Again, this approach does not tell us how much time or energy the task will require. It simply tells us how much it can cost. This information begins to steer us in the direction of a set of options that can be explored in greater detail to define a more precise estimate – or it can quickly disprove the activity altogether.
Estimating Against the Triple Constraint
Project Management literature often refers to a triple constraint of schedule, budget and scope. Impacting one directly impacts one or both of the others. They are directly tied together. While this is typically seen as a limiting factor – this relationship can be used to triangulate an early estimate. This approach is best applied when two of the constraints are known and fixed.
For example, if you have a fixed schedule and budget (as we often do in the nonprofit sector) you can more easily identify the scope. I ran into this most recently on a project where the go-live date was fixed at four months out and (without going back to the board) discretionary funds were capped at $50,000. When asked about the impact of adding a new element to the project our team was able to communicate that the real question was what scope could be accomplished within the known timeline (5 months) and budget ($50,000) – and we began our analysis from there.
The triple constraint approach does not fully answer the question. What it does do is begin to communicate what is reasonably viable on the project. It also provides an early opportunity for the party you are reporting to – often a sponsor or advisory board – to have enough information to decide whether to shut down the work or to dedicate additional project resources to more thoroughly estimating the work effort.
Estimating for the Possible
A third technique is to recognize the impossible early – and reorient the focus of estimating activity.
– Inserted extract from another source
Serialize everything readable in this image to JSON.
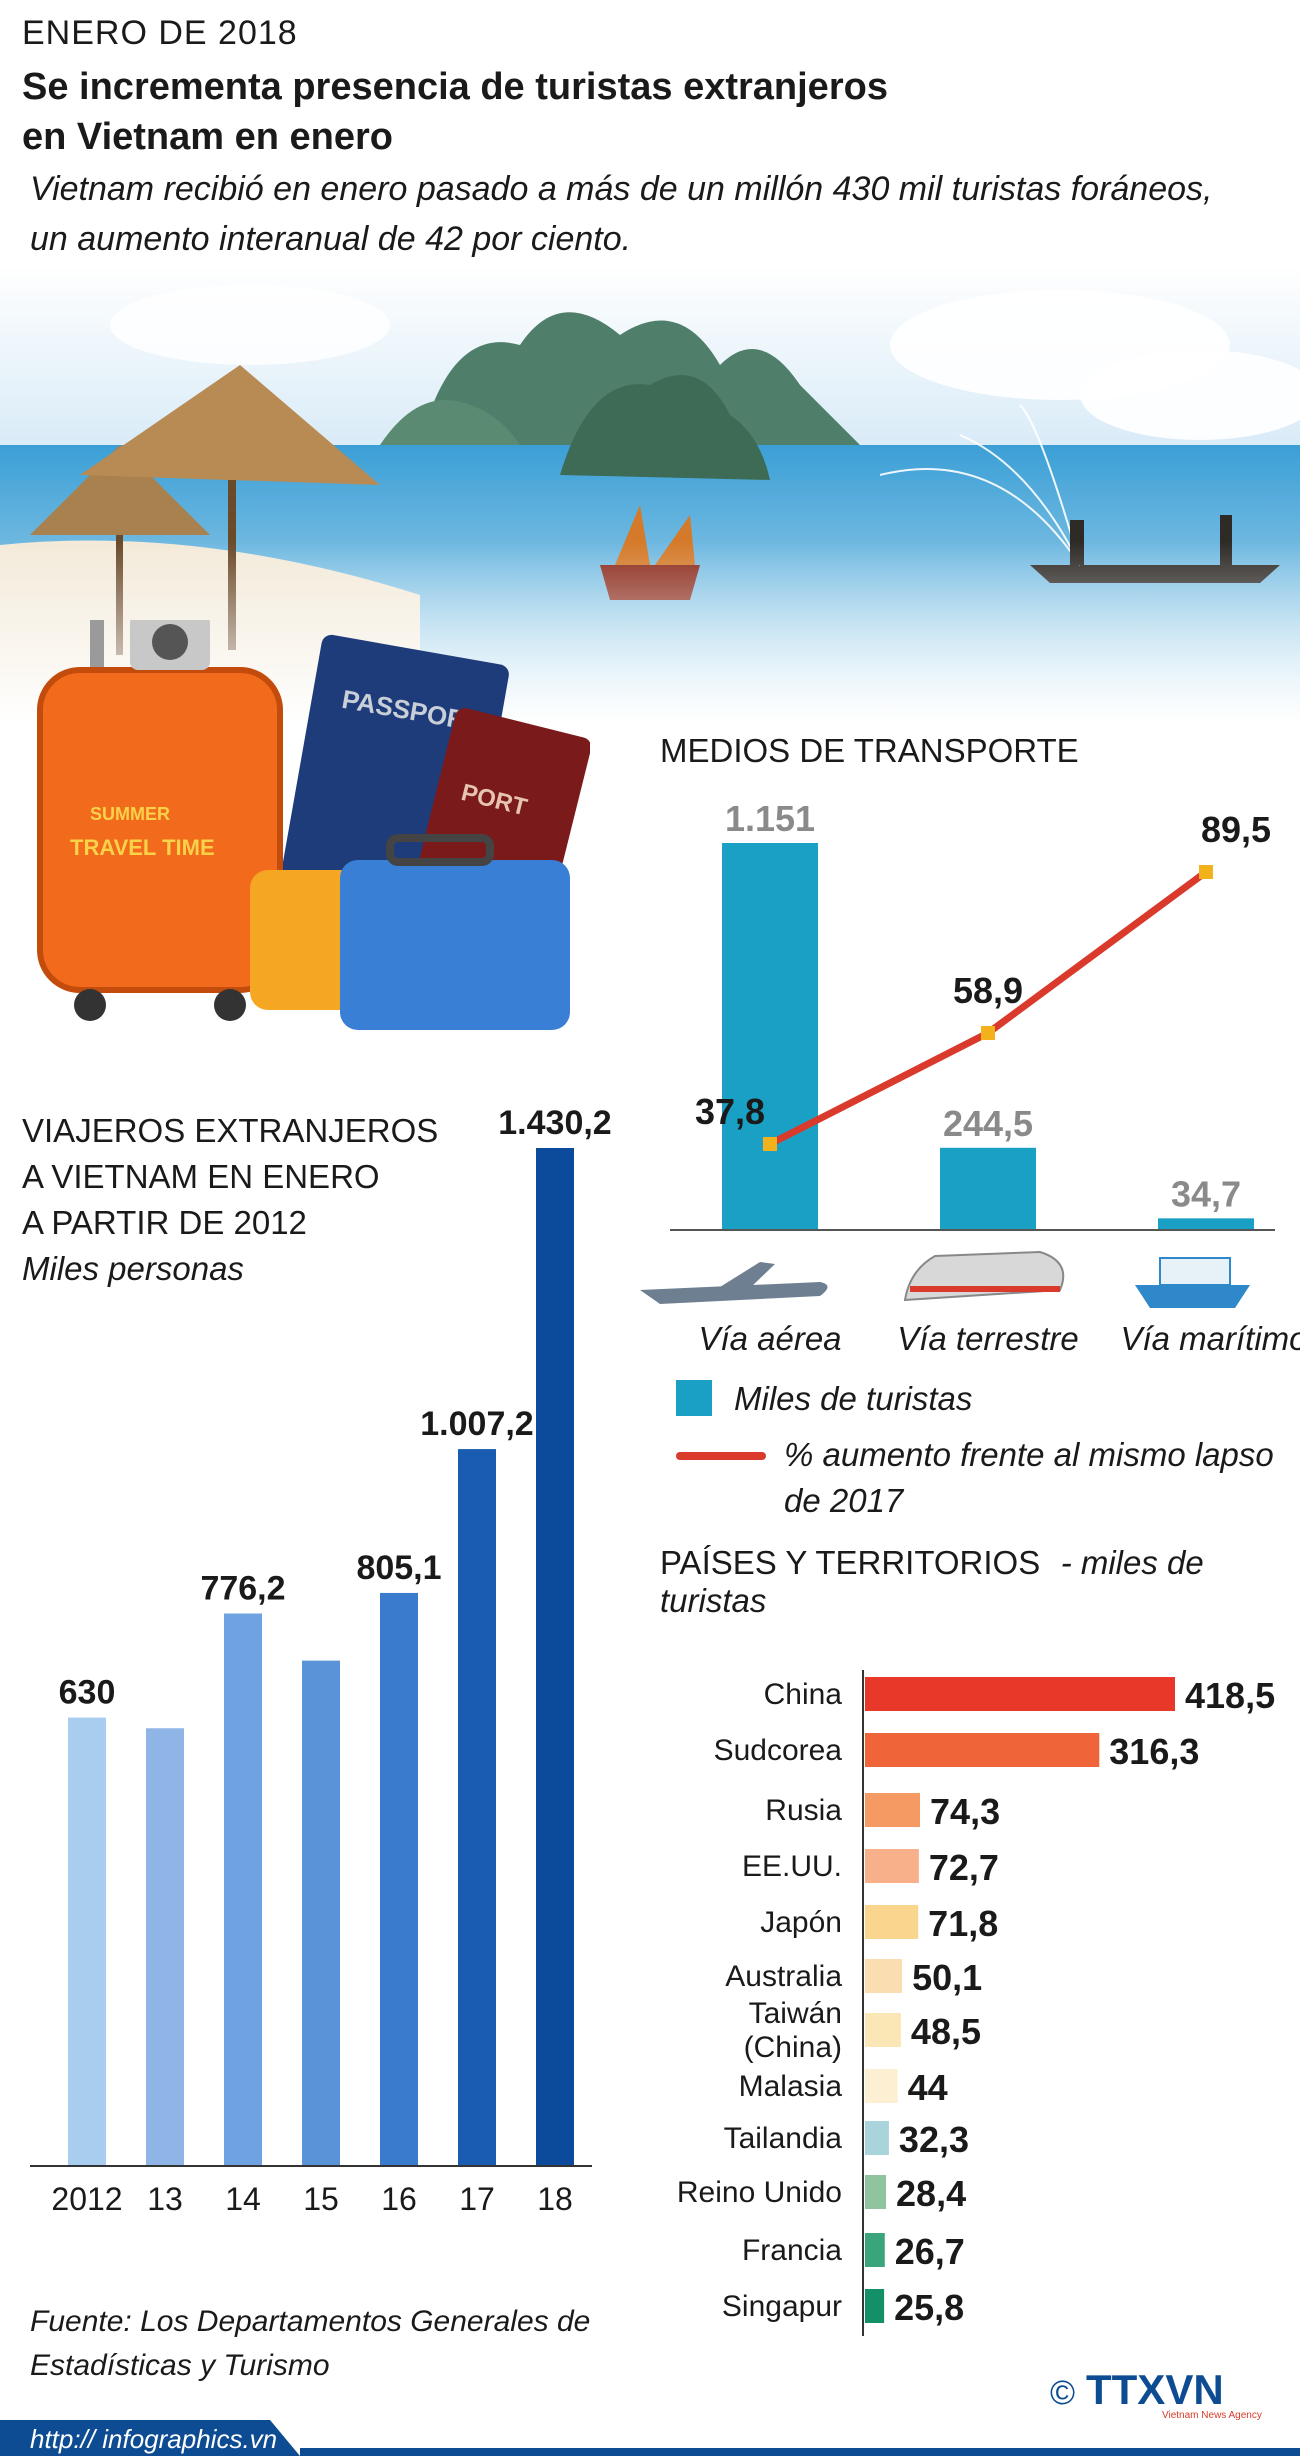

The two prior practices share something in common – they might provide an impossible (or illogical) result and therefore end the estimating process before significant energy was applied to it. Estimating for the possible seeks to turn the question on its head.
The reality of project management is that there are unsolvable problems. Projects can and do fail. Good project managers have a sense of where the edges are – or the places beyond which a project cannot recover. Great project managers are the ones that can articulate the impact of falling off such an edge and steer the team clear of the danger.
On a recent project I was asked to estimate the level of effort of storing many hundreds of gig of data in a CRM system. The project team made clear that this was impossible (not merely improbable) in the current architecture even with an extravagant increase in budget. It was also entirely unnecessary as much of the data volume was duplicative, deeply lapsed or corrupted. Our focus was not on solving the impossible problem (storing the data), it was to solve for an alternate, solvable problem (reducing the file size). Our escalation was to request 30 days to analyze the problem – and prescribe a solution.
Summary and Conclusions
It is often said that you only truly understand the level of effort required to complete a project on its final day. There are simply too many unknowns throughout making any point – except for that final day – too early to truly be able to estimate a project. But, this will not stop our sponsors or advisory committees from asking. Our best bet is often to apply early estimating techniques to apply what we do know – about value, constraints and viable options – and communicate meaningful analysis based on the information available to us.